The API server(s) were going to stay in Rails/Sinatra, but Rails was obviously not a good choice for the UI layer. Since I had been working with NodeJS and had a positive experience working in that ecosystem, it seemed like a good candidate. As described in “Developing mobile apps with Node.js and MongoDB”:

Node.js (Node) is a scalable, event-driven I/O environment built on top of Google Chrome’s JavaScript runtime—essentially, a server-side implementation of JavaScript. Google V8 actually compiles JavaScript into native machine code prior to execution, resulting in extremely fast runtime performance—something not typically associated with JavaScript. As such, Node enables you to rapidly build network apps that are lightning fast and highly concurrent.

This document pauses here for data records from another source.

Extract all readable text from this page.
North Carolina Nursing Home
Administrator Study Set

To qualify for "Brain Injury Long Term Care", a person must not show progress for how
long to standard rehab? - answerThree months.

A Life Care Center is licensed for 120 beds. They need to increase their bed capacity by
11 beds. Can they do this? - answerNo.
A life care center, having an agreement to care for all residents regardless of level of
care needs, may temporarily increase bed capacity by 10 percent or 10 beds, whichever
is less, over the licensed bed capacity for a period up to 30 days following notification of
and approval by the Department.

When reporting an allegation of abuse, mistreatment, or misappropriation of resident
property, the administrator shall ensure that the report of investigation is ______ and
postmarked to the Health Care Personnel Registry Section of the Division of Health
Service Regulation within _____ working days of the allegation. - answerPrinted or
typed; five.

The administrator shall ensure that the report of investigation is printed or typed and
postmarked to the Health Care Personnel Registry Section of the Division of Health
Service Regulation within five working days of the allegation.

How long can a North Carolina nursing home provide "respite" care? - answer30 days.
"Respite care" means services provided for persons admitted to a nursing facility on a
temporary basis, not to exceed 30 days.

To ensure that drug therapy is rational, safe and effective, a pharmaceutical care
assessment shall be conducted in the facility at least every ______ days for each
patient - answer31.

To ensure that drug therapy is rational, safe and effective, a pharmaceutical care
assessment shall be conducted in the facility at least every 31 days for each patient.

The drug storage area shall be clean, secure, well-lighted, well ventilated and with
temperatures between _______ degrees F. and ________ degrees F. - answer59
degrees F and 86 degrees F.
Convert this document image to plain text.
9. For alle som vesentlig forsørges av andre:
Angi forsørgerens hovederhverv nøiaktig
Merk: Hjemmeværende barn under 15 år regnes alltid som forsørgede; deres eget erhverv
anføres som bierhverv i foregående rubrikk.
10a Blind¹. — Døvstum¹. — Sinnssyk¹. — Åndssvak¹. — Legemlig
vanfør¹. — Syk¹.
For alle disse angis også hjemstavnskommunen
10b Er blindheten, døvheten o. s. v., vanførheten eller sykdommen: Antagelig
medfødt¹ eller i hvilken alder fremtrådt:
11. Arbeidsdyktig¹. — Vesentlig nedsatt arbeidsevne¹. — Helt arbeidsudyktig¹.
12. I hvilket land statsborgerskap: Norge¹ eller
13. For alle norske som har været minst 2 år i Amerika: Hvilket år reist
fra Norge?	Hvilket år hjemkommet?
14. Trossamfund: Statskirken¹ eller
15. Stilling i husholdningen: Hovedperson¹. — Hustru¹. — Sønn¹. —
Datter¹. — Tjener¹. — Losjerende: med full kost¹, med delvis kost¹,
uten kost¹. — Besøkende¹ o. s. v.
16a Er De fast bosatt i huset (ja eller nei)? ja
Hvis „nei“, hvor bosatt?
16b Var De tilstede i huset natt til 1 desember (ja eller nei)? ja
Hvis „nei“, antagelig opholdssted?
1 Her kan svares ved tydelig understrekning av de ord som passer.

The new Node project would run alongside Rails as we built it out. Rails was the catch-all to start with; nginx would be configured to redirect traffic to Node as functionality was added. Nginx could also be used to serve the static assets (bootstrap code, images, etc).

Any Future?

Alas, the business closed down shortly after these ideas were formed. I’m not sure how well it would have worked. Frameworks like Angular are pretty fast and easy to write for nowadays. Throwing in a special layer for non-JS clients, whether it’s a service like prerender.io or your own PhantomJS implementation, might be the easier solution.